How is Lu-PSMA radionuclide therapy carried out at RRCRR?
- initial consultation to determine indications for radionuclide therapy is held in room 723 of the radiological building on Wednesdays from 10 am to 12 pm;
- if there are indications for treatment, as well as the possibility of being included in one or another protocol of clinical observation, the patient is hospitalized in the department of radionuclide therapy, and the date of hospitalization is reported at the end of the initial consultation;
- the restrictions when being in a closed mode can be found in detail on the Center’s website and in the patient’s memo;
- on the day of hospitalization, the radiopharmaceutical is administered intravenously using an infusion pump. Further, the patient is monitored using video communication;
- two days later, control dosimetry is performed; if the radiation power from the body is less than the maximum allowable, the patient is discharged from a closed hospital.
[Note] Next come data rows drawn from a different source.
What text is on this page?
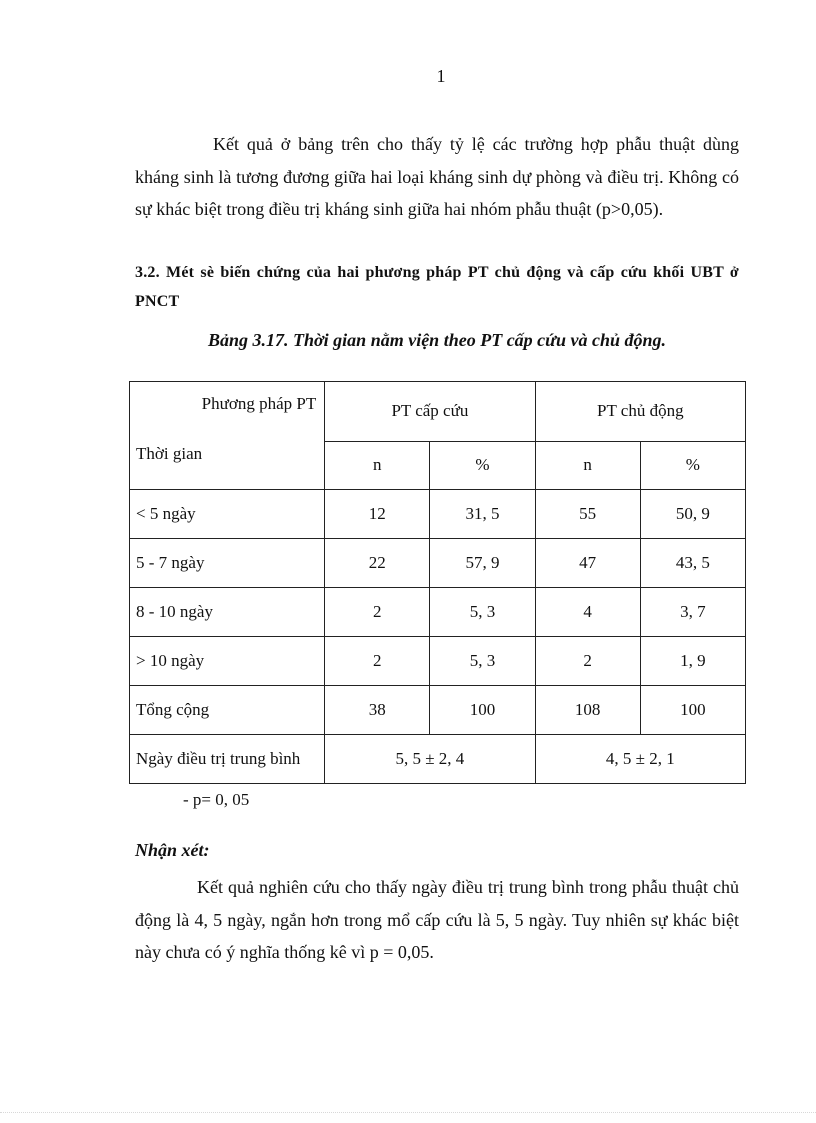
1

Kết quả ở bảng trên cho thấy tỷ lệ các trường hợp phẫu thuật dùng kháng sinh là tương đương giữa hai loại kháng sinh dự phòng và điều trị. Không có sự khác biệt trong điều trị kháng sinh giữa hai nhóm phẫu thuật (p>0,05).

3.2. Mét sè biến chứng của hai phương pháp PT chủ động và cấp cứu khối UBT ở PNCT

Bảng 3.17. Thời gian nằm viện theo PT cấp cứu và chủ động.
Phương pháp PT
Thời gian	PT cấp cứu		PT chủ động	
	n	%	n	%
< 5 ngày	12	31, 5	55	50, 9
5 - 7 ngày	22	57, 9	47	43, 5
8 - 10 ngày	2	5, 3	4	3, 7
> 10 ngày	2	5, 3	2	1, 9
Tổng cộng	38	100	108	100
Ngày điều trị trung bình	5, 5 ± 2, 4		4, 5 ± 2, 1	
- p= 0, 05
Nhận xét:

Kết quả nghiên cứu cho thấy ngày điều trị trung bình trong phẫu thuật chủ động là 4, 5 ngày, ngắn hơn trong mổ cấp cứu là 5, 5 ngày. Tuy nhiên sự khác biệt này chưa có ý nghĩa thống kê vì p = 0,05.
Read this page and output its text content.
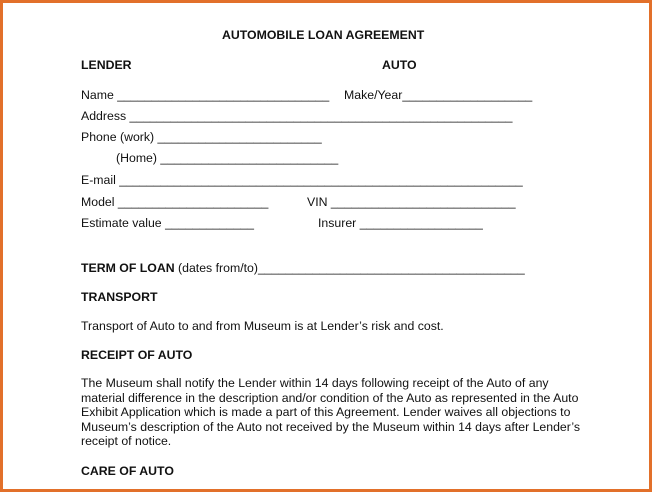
AUTOMOBILE LOAN AGREEMENT
LENDER	AUTO
Name _______________________________ Make/Year___________________
Address ________________________________________________________
Phone (work) ________________________
(Home) __________________________
E-mail ___________________________________________________________
Model ______________________	VIN ___________________________
Estimate value _____________	Insurer __________________
TERM OF LOAN (dates from/to)_______________________________________
TRANSPORT
Transport of Auto to and from Museum is at Lender’s risk and cost.
RECEIPT OF AUTO
The Museum shall notify the Lender within 14 days following receipt of the Auto of any material difference in the description and/or condition of the Auto as represented in the Auto Exhibit Application which is made a part of this Agreement. Lender waives all objections to Museum’s description of the Auto not received by the Museum within 14 days after Lender’s receipt of notice.
CARE OF AUTO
- Possible complications: typical complications are nausea, rarely – vomiting, and dry mouth in the next few hours after the administration of the radiopharmaceutical. It is also possible a temporary deterioration in hematopoiesis.
Advantages of Lu-PSMA radionuclide therapy over other methods of treatment of patients with metastases of castration-resistant prostate cancer:
- Anticancer drugs: (doxytaxel, cabazitaxel), Androgen synthesis inhibitors, androgen receptor blockers (abiraterone, enzalutamide). An increase in overall survival during radionuclide therapy with lutetium-PSMA by 1.3 times; adverse events are not severe and occur 6.3 times less frequently. At the same time, since the use of Lu-PSMA in some countries is just beginning, the indications for its use are temporarily narrowed down to cases of disease progression against the background of pharmacotherapy.
- Remote beam radiation therapy: unlike external radiation, in treating radioactive lutetium, there is no limit on the number of irradiated metastases, and multiple applications are possible. Healthy tissues are practically not irradiated (about 1 mm around the tumor), which practically does not lead to classical radiation reactions.
- Radionuclide therapy with radium-223 (Xofigo), Samarium-153, and Strontium-89 is an effective way of long-term treatment of bone pain. However, only the superficial part of the bone metastasis is exposed to the radiopharmaceutical, where there is a protective growth of bone tissue. Unlike the listed “bone” (osteotropic) radiopharmaceuticals, lutetium-PSMA is equally effective in both bone and lung lesions and in metastases to the lymph nodes. The response rate to treatment is up to 60% (almost 5 times more likely) than with radioactive samarium, strontium or radium.